E as crianças com isso?
A maioria das doenças infantis são infecciosas. Raras são as doenças crônicas, oncológicas ou advindas de malformações intrauterinas. Criança fica doentinha por gripe, amigdalite, otite e raramente alguma doença infecciosa mais “chata”. Mas quando doente, criança precisa de colo, de acolhimento, de calma, da mãe lendo uma historinha para ela, de boa comida, de suco de fruta de verdade, de muita água, de chazinho e de sopinha.
Criança, em qualquer situação de maior necessidade, precisa de pai e/ou mãe disponíveis. Confesso que ainda não descobri a fórmula mágica de como equilibrar todas as tarefas “de adulto” com um filho que precisa ainda mais de nós, em dias de doença. Se tivesse descoberto, estava rica e sofreria muito menos ao ver meus filhos doentes. Mas baixando as minhas expectativas aprendi a viver melhor. E imigrar nos ensina muito como baixar as expectativas. O chão não precisa estar maravilhosamente limpo, aquele trabalho urgente pode ser entregue amanhã ao invés de hoje, se eu não tenho todos os legumes que eu quero para fazer a sopa do filho doente, uma sopinha de batata, cenoura e cebola vai ficar bem gostosa, se feita com muito amor.
E, repito, é disso que criança doente precisa: amor, acolhimento e pai e/ou mãe disponíveis de verdade. Olhando para ela nos olhos, vendo de verdade suas necessidades, entendendo nas entrelinhas o que ela precisa naquele momento. Nós pais muitas vezes traduzimos para a criança o que ela precisa e nem sabe que precisa. E criança aprende por exemplo, não pelo raciocínio. Se ensinamos aos nossos filhos que, quando doentes, não podemos parar, escutar o corpo que conversa conosco e temos que mandar o “corpo ficar quieto”, é assim que eles vão se comportar em muitas outras situações da vida: mandando o corpo, a alma, as emoções ficarem quietas, não escutando o que se tem que escutar, não se abrindo ao que se tem que se abrir. E é só nos abrindo, saindo das nossas “caixinhas” que crescemos. Em TODOS os textos do Brasileirinhos pelo Mundo as colunistas escrevem o quanto imigrar, se abrir a um outro país, a uma outra cultura, a uma outra língua, as fez crescer e evoluir.

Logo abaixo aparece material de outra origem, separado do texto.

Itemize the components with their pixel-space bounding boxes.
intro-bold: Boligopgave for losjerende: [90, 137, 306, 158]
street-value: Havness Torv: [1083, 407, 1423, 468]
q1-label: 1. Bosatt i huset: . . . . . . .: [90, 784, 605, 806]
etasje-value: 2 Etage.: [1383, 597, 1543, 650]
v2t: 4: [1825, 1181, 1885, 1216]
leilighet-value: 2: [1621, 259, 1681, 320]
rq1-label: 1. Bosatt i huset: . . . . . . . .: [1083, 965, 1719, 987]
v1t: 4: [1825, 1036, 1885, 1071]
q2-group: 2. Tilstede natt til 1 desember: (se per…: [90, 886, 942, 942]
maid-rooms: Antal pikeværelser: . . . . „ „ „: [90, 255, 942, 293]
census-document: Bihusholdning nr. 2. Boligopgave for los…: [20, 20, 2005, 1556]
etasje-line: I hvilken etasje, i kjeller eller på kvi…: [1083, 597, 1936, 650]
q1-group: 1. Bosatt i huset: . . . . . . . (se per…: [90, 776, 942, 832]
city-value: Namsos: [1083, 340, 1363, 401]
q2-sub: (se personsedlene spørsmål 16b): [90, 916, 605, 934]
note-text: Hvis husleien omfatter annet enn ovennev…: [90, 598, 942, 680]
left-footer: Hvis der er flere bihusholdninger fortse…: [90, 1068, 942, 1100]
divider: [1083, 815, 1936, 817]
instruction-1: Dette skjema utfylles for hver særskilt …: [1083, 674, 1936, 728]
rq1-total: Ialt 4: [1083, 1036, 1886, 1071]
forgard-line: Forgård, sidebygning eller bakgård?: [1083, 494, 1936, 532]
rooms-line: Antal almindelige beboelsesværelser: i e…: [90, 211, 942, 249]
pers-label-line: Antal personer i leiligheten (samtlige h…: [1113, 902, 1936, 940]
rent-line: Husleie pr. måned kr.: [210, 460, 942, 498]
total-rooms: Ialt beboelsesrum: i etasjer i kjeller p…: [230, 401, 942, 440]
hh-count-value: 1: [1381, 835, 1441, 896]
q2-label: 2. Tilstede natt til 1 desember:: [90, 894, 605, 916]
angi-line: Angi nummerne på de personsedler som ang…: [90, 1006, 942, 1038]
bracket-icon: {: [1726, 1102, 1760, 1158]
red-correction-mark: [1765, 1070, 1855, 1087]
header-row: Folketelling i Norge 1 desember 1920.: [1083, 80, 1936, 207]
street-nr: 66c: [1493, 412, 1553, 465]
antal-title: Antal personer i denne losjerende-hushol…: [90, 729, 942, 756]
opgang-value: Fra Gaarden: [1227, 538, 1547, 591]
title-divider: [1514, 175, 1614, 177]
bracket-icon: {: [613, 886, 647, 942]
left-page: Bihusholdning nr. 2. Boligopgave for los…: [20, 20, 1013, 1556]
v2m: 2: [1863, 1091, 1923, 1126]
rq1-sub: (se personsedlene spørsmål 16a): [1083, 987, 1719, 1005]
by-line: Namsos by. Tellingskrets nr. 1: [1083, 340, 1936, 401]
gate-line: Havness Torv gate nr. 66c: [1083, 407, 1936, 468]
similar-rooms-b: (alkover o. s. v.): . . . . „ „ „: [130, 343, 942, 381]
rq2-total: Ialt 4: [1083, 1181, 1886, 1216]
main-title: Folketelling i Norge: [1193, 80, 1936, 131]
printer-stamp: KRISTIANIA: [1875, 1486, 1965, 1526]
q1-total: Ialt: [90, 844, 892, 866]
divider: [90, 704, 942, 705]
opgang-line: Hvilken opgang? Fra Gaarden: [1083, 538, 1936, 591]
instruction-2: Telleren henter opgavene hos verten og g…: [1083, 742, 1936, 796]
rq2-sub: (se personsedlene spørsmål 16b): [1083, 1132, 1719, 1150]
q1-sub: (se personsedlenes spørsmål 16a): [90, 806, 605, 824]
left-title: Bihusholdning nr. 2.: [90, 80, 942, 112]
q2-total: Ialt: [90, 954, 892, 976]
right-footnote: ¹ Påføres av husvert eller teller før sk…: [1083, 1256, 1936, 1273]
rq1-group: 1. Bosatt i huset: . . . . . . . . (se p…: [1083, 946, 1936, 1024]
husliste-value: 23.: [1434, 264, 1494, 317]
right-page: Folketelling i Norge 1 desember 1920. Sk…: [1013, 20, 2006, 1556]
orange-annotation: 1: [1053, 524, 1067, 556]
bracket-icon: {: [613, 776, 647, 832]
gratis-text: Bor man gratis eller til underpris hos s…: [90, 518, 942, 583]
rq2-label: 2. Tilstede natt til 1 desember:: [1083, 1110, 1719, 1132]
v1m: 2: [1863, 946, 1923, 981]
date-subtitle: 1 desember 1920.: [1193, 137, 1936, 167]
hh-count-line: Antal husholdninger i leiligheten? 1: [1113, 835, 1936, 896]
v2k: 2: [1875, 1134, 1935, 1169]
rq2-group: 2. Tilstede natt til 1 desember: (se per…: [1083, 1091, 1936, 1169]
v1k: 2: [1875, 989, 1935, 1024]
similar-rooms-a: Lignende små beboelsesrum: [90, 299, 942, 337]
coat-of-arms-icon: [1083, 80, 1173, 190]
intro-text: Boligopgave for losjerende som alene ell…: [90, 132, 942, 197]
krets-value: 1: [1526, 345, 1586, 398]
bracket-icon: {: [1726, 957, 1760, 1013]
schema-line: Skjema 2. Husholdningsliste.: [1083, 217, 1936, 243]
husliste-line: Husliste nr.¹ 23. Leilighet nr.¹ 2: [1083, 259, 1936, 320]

Se seu filho ficou doente, não o leve para a escola, mesmo que ele esteja melhor depois que você deu a medicação antitérmica. Se ele está doente, ajuste suas tarefas, seu dia, para caber dentro da doença dele, dentro das necessidades dele. Pergunte com calma e amor quais são as suas angústias, o que o está incomodando, o que dói na alma e no corpo (porque foi por isso que a doença veio). As crianças nos ensinam que, ao se dar conta daquela situação, ao falar, ao verbalizar o que não está legal, a maior parte se resolve. E aí a doença não tem mais necessidade de ficar e pode ir embora devagarinho.